2:0 gegen Saarbrücken – Preußen Münster ist offiziell gerettet

2:0 gegen Saarbrücken – Preußen Münster ist offiziell gerettet

Na gut, gerettet… das klingt vielleicht schon etwas zu dick. Schließlich war der Abstieg schon vor dem 35. Spieltag eher eine theoretische Sache. Aber gut, jetzt ist es eben offiziell. Mit 12 Punkten Vorsprung auf einen Abstiegsplatz kann der SCP bei drei noch ausstehenden Spielen nicht mehr absteigen. Saison beendet und zwei Ziele, immerhin, erreicht. Ein weiteres Jahr 3. Liga. Ein weiteres Mal in der ersten Hauptrunde des DFB-Pokals.

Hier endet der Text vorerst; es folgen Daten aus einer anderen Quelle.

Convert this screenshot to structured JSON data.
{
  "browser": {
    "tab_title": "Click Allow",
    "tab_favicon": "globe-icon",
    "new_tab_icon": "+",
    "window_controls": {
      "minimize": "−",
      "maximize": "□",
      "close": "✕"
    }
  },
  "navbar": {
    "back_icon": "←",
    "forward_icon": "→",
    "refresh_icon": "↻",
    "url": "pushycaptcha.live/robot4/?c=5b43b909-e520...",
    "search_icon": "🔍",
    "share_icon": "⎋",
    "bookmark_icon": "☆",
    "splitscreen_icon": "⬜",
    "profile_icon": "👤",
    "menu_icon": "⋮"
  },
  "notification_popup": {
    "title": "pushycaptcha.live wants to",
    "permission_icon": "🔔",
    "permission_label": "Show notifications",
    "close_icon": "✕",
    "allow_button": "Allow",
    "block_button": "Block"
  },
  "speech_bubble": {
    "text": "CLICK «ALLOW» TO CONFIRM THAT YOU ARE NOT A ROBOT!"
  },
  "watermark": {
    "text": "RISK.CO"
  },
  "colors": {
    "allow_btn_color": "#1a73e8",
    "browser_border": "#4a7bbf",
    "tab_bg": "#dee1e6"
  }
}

Es war alles in allem eine gute Woche für den SCP. Sechs Punkte in der Liga (4:2 in Rostock, 2:0 gegen Saarbrücken), dazu der Sieg im Westfalenpokal (3:1 in Stadtlohn). Damit dürfen sich alle Beteiligten zurücklehnen, sportlich gesehen. Der Rest geht ja nun erst wirklich los. Trainer, Spieler, Planungen 2014/2015. Da steht vieles an, aber zunächst der Blick auf das Saarbrücken-Spiel.

Das hatte schon was von Sommerfußball. Eine Halbzeit lang fehlte dem SCP Schwung und echter Wille. Nein, es war nicht furchtbar schlecht, es war einfach etwas müde. Eben das, was geschieht, wenn es für ein Team um etwas geht und das andere schon fast abgeschaltet hat. Saarbrücken kämpfte um seine letzte Chance, aber dafür war es auch nicht wirklich gut, was die Gäste ablieferten. Im Grunde kam Saarbrücken auch nur zu zwei, drei Chancen. Eine ging auf das Konto von „Rocky“ Krohne und seiner spektakulär-sinnlosen Rückgabe auf Max Schulze Niehues. Eine bekam Raffael Korte, der einen Freistoß auf die Torlatte setzte – da hatte Münsters Keeper seine Finger wohl noch dran. Naja, und dann waren da noch ein, zwei Schussversuche der Gäste. Münster bekam wenig aufs Feld – die beste Chance für die Preußen sah dafür aber doppelt gut aus. Benjamin Siegert mit einer Hacken-Ablage auf Soufian Benyamina, dessen Schuss parierte Ochs. Ein echter Siegert, eine jener Szenen, für die der ehemalige Osnabrücker eben immer gut ist.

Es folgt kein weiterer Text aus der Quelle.